The Duchess of Sussex will receive £1 from the Mail on Sunday for breaching her privacy, along with a secret lump sum after a judge agreed she could claim a share of the newspaper’s profits from a story which breached her copyright.
The Mail on Sunday will pay an initial instalment of £300,000 towards the Duchess’s legal costs this week, as well as an undisclosed sum for copyright infringement.
It follows a Court of Appeal victory for the Duchess, who successfully argued Associated Newspapers Limited breached her privacy and copyright with the publication of part of a handwritten letter she sent to her father.
The Duchess agreed to accept "nominal" damages for the privacy element, amounting to £1.
In doing so, she argued she should instead be entitled to an "account of profits" made by the newspaper the group as a result of its copyright infringement.
The two parties have now settled on a "confidential sum".
A spokeswoman for the Duchess described it as a substantial payment based on the newspaper group’s profits from the story which was agreed and accepted by the Duchess on a confidential basis avoiding the matter having to go back before the court.
The money would be donated to charity, she said.
The Duchess sued Associated Newspapers Limited (ANL), also the publisher of MailOnline, over five articles that reproduced parts of a "personal and private" letter to her estranged father Thomas Markle in August 2018.

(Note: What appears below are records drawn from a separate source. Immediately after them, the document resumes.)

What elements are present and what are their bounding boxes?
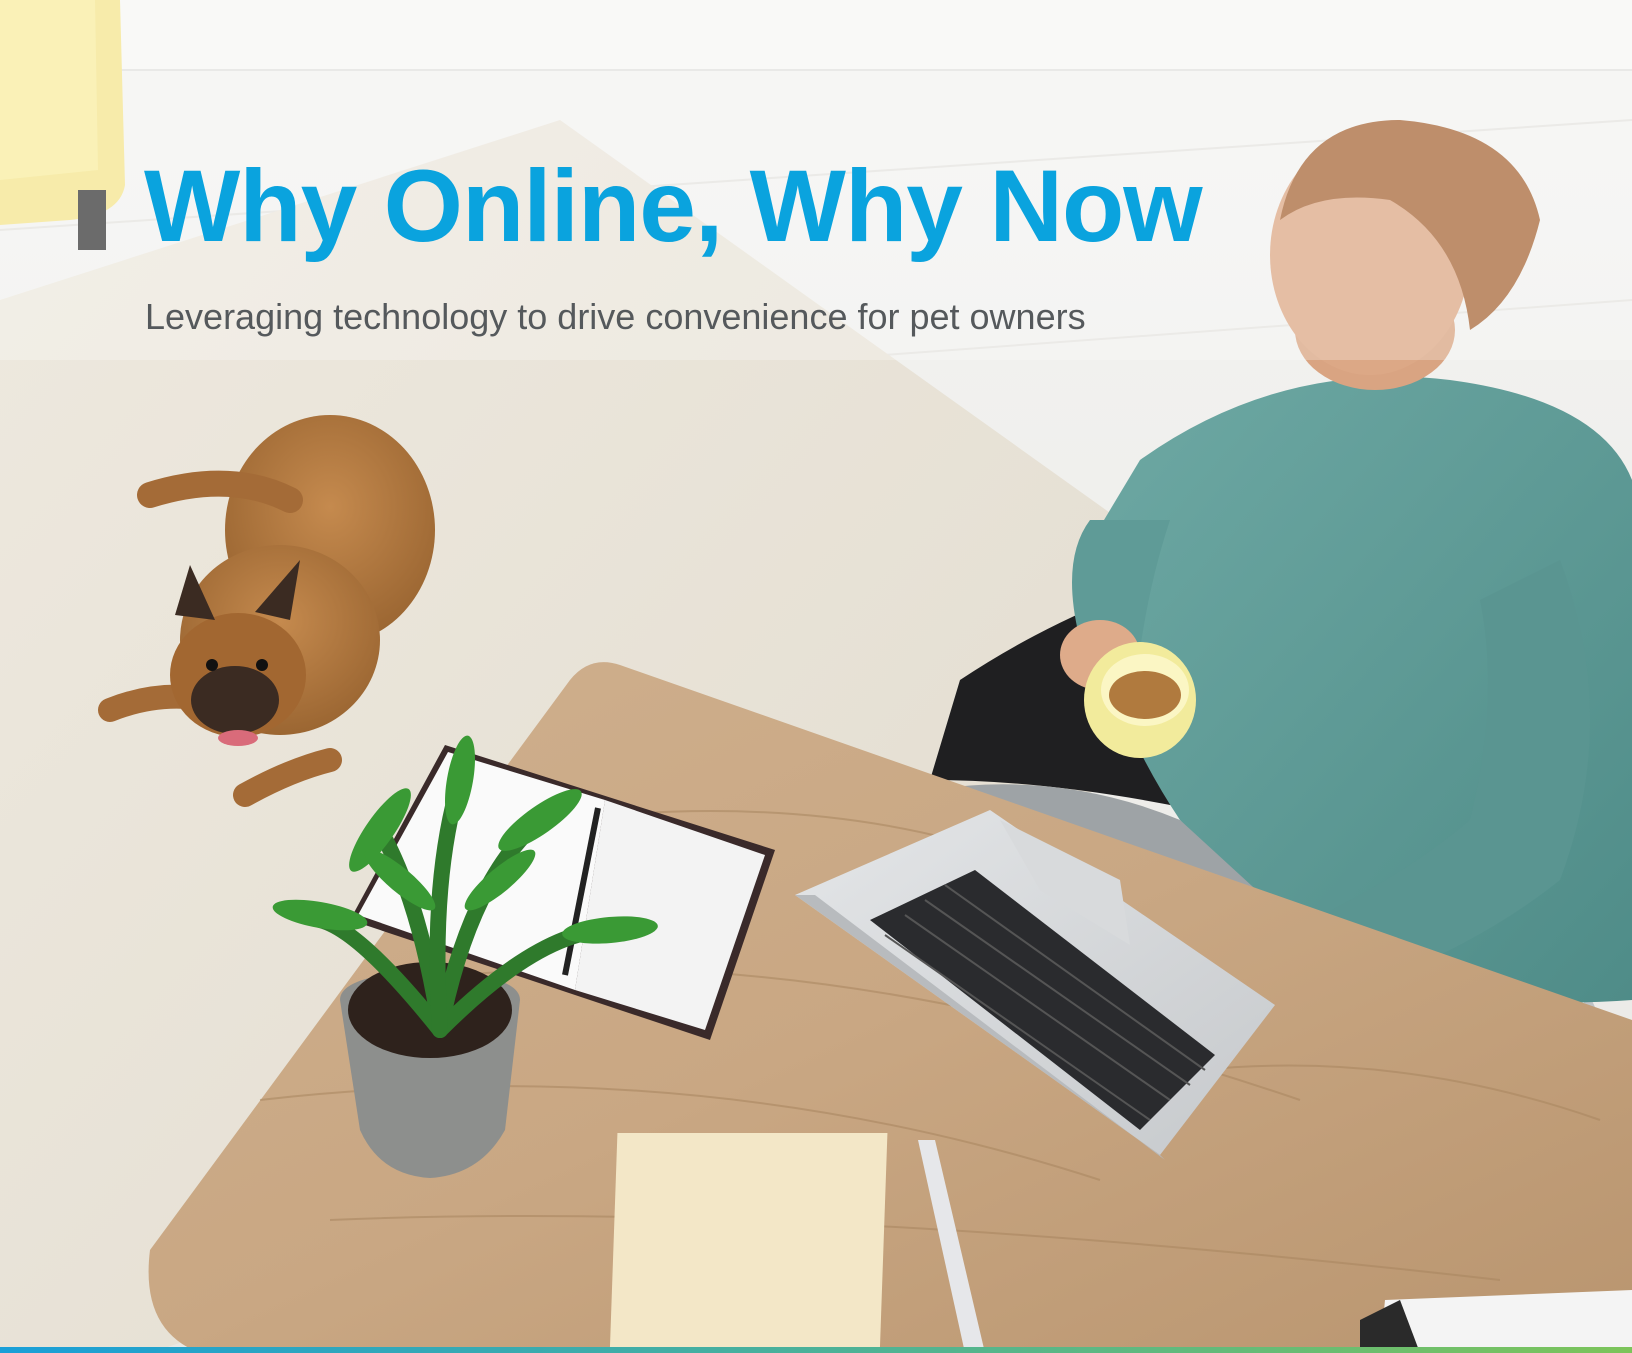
slide: Why Online, Why Now Leveraging technolog…	[0, 0, 1632, 1353]
page-title: Why Online, Why Now	[144, 149, 1203, 263]
mug-illustration	[1084, 642, 1196, 758]
page-subtitle: Leveraging technology to drive convenien…	[145, 296, 1086, 337]
accent-bar	[0, 1347, 1632, 1353]
binder-illustration	[1360, 1290, 1632, 1353]
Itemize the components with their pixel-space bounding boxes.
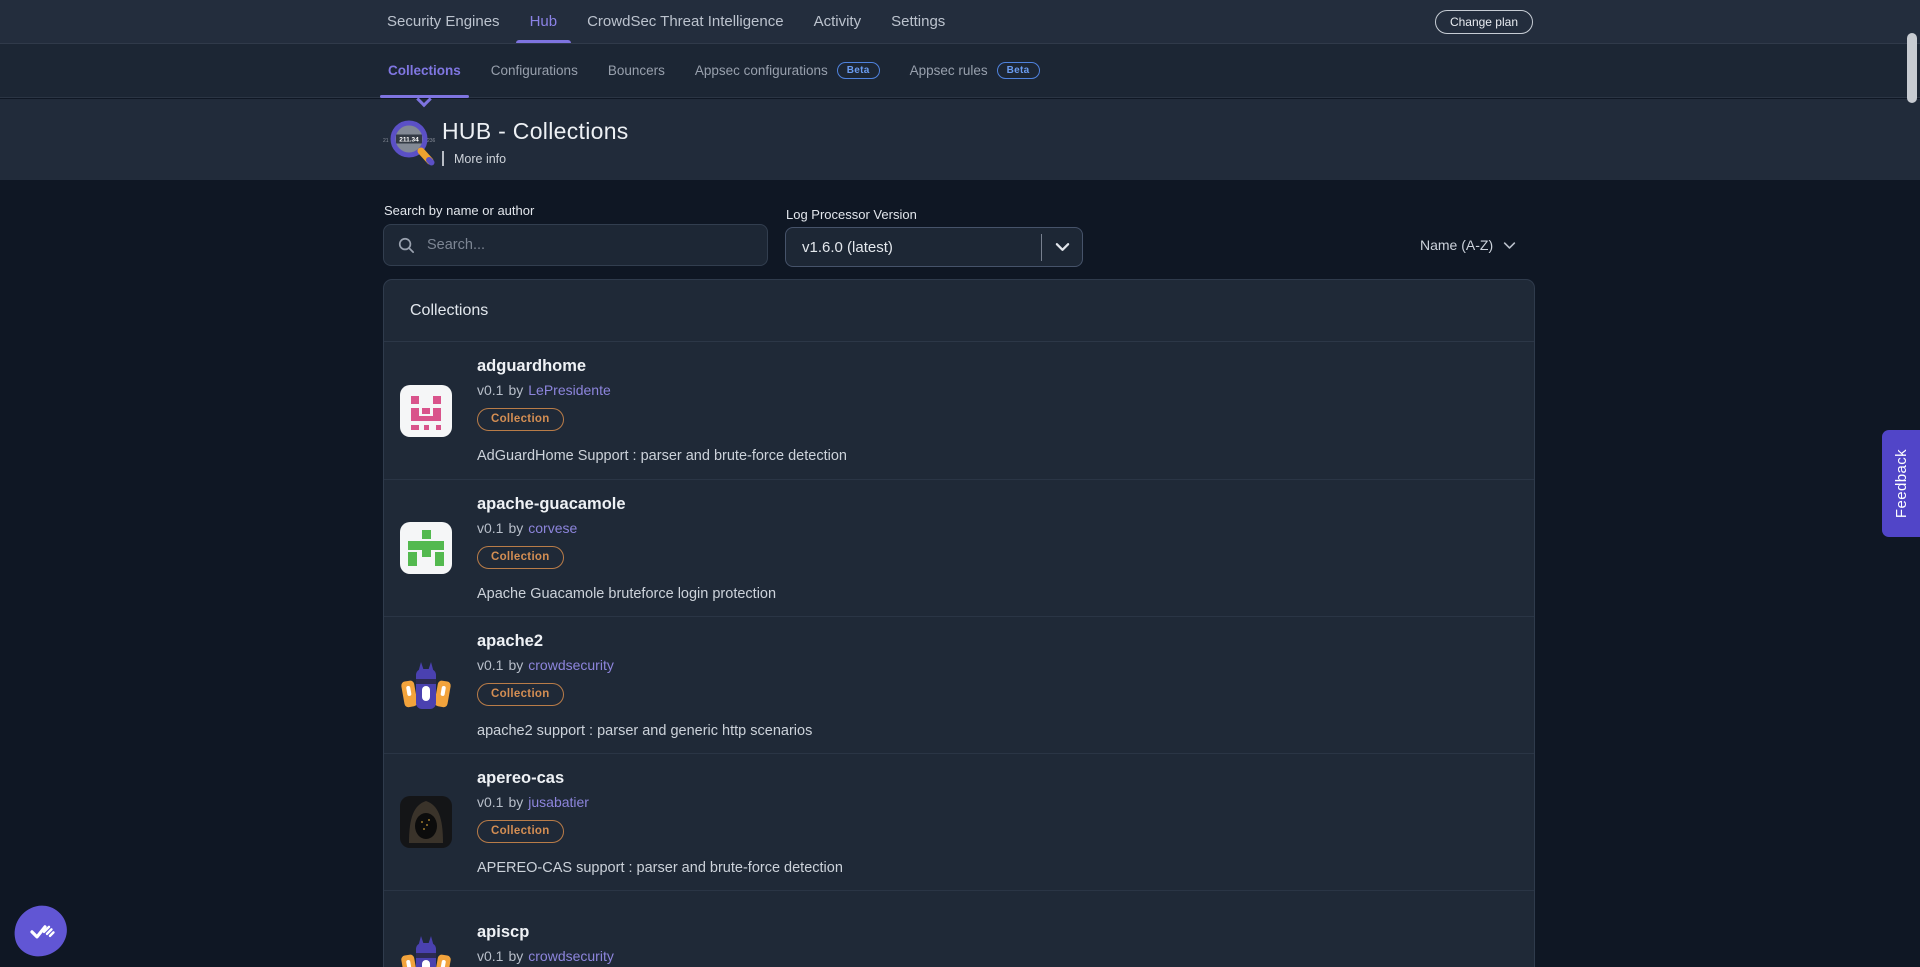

The duchess won her case last year, when a High Court judge ruled in her favour without a full trial, and Court of Appeal judges subsequently dismissed an appeal by Associated Newspapers.
Ian Mill QC said, at a court hearing last year, that the Duchess was willing to "cap her damages" for misuse of private information "at a nominal award", if the court would order "an account of profits": evidence of how much the publisher gained financially from its publication of the letter, in relation to the infringement of the duchess’s copyright.
The newspaper has already issued a printed acknowledgement of the legal ruling.